In November, President-elect Donald Trump pledged to enact tariffs on Mexico, Canada and China, imposing a 25% tax on all goods entering the country from Canada and Mexico, and an additional 10% tariff on goods from China.
In response to these developments, companies are expected to shift their supply chain footprint, such as when they moved from China to Mexico in 2018, Cayot said.
In PwC’s most recent executive Dust survey as of October, before the election, 75% of respondents said they agreed or strongly agreed that a universal 10% tariff on imports would significantly hinder growth.

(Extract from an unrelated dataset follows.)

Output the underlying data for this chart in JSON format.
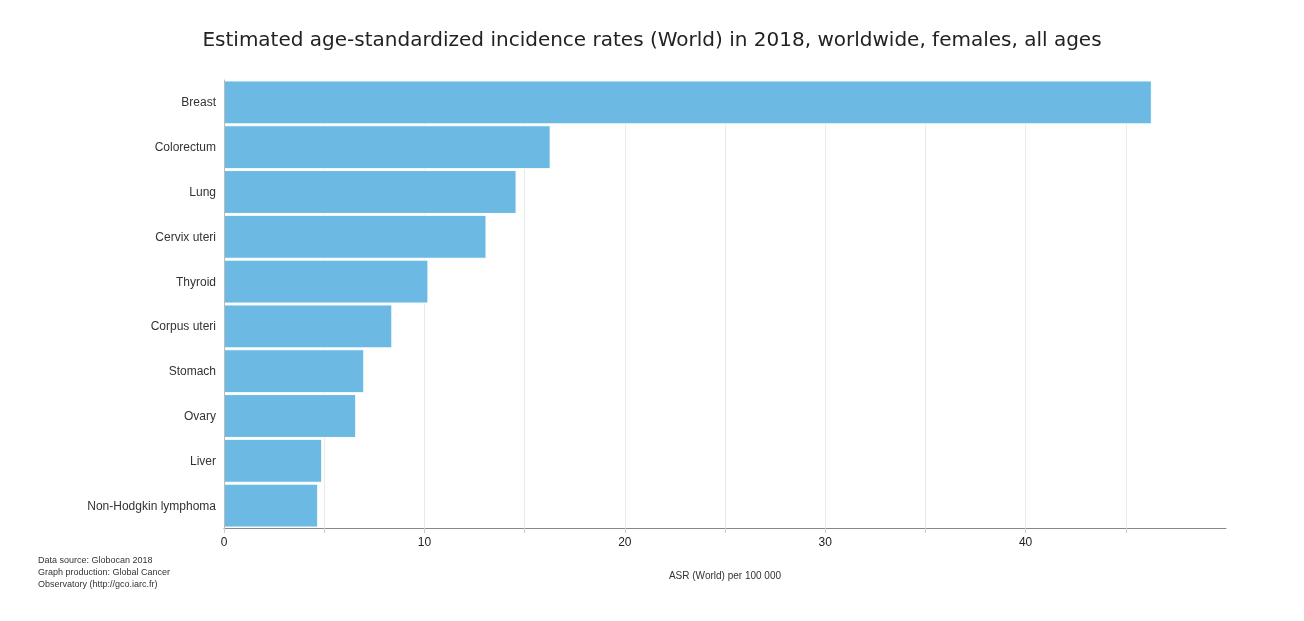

If alternative proposals are considered, including those imposing a 60% tariff on goods from China and a 25% tariff on goods from Mexico or Canada, the impact increases substantially, with tariff increases of up to 800,000 million dollars annually according to PwC projections. Cayot said during the round table. (This estimate does not take into account rights reduction processes.)
As a result, companies should conduct their own analysis of how the tariffs might affect them, said Rohit Kumar, leader of PwC’s US National Inland Revenue office.
“These rates are here. They are coming. They are here to stay,” Kumar said.
Leveraging technology to improve supply chain efficiency
PwC experts said early adopters of “next-generation technology” will be in a better position to adapt to disruptions.
“They’re finding new ways to create value,” Cayot said. Companies should “know what your potential impact is and be able to really identify your areas of highest exposure, and then extend that to a true digital twin of the supply chain,” he added, noting that this could be a good use case. for AI and machine learning. In turn, companies can consider alternative lines of the supply chain when necessary.
Companies should also consider new business models and how to improve supply chain operations, Cayot said.
Companies should “start implementing zero-cost opportunities across the business,” noting that leaner companies will be better prepared to navigate and maintain a competitive edge, he said. “When there’s a disruption, you have to ask yourself, where could it be disrupted or where could it disrupt the market?”
But until the new rules are implemented, uncertainty about the application of tariffs will continue to worry companies.
“At the moment, companies are really challenged. They know they have to do something. They just don’t know what, because of all the uncertainty and open questions,” Cayot said.
Editor’s note: This article has been corrected because state tariffs could increase by as much as $800 billion annually. The article previously said rates could rise by $1.2 trillion.